What’s the IT-Business Connection for DXPs?
Another notable finding from Gartner’s research into DXPs last week? DXPs are the key technological driver behind customer experience initiatives, yet it’s often two different people buying a DXP and overseeing the CX strategy. Is this a problem? “It’s the classical IT and business disconnect that happens in some cases, where CX strategy is driven in a siloed manner,” Guseva said. “It can be a problem when IT buys one DXP, and business buys a completely different DXP to solve the same problem. Or there are multiple DXPs solving the same use case.”

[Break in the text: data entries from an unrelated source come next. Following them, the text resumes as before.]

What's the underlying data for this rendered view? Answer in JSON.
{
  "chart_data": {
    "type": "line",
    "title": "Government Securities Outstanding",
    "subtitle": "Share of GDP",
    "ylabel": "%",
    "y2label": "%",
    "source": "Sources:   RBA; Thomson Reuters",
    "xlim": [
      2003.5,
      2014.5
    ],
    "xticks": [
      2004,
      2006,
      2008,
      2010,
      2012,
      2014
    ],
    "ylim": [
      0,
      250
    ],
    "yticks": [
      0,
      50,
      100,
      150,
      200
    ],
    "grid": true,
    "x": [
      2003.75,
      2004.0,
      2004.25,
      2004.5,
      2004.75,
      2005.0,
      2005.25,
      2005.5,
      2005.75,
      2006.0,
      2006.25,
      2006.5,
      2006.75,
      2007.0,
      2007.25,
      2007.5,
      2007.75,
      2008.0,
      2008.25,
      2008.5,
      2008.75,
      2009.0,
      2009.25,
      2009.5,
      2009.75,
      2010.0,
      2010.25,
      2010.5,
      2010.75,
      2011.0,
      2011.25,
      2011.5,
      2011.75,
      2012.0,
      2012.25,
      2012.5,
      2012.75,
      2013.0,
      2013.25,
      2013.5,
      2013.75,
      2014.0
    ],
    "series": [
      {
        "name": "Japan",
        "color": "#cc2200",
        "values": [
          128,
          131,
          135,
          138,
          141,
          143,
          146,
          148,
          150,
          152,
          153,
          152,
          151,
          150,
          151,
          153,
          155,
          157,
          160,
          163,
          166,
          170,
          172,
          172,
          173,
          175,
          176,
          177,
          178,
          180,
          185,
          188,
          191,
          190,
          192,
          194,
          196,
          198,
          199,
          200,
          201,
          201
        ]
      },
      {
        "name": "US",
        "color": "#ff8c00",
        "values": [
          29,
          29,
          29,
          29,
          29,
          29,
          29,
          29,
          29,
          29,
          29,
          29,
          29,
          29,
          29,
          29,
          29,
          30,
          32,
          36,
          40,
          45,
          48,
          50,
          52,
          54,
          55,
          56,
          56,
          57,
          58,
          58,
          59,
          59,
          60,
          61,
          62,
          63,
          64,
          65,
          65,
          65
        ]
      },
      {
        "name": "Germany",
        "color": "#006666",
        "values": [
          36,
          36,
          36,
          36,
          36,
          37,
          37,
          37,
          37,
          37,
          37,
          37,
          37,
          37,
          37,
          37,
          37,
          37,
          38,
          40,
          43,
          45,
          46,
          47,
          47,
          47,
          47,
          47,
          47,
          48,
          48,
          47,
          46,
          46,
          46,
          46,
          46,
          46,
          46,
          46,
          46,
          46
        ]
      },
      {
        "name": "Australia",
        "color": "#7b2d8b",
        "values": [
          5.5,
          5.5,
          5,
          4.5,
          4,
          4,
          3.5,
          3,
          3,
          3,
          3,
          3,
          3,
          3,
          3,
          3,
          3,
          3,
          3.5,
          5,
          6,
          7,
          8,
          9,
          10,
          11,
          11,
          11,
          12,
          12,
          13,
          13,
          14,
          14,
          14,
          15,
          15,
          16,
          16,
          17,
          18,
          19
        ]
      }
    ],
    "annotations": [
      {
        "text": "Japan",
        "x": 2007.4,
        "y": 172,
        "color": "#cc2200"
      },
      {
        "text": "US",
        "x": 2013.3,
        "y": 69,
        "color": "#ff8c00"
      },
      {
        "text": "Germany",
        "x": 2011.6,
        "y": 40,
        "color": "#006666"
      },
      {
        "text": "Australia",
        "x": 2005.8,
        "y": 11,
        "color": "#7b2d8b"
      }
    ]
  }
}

Guseva said in some cases, it may make sense to buy one DXP for employee experience and a different DXP for B2B experiences if there’s a gap in functionality to address both use cases. Ultimately, the buying perspective must be organization wide and centralized, where multiple stakeholders are in communication and collaboration with each other across strategy, company direction, customer experience, product selection, requirements gathering and implementation. “Due to high velocity in this space plan for the next three to five-plus years, not just for today,” Guseva said.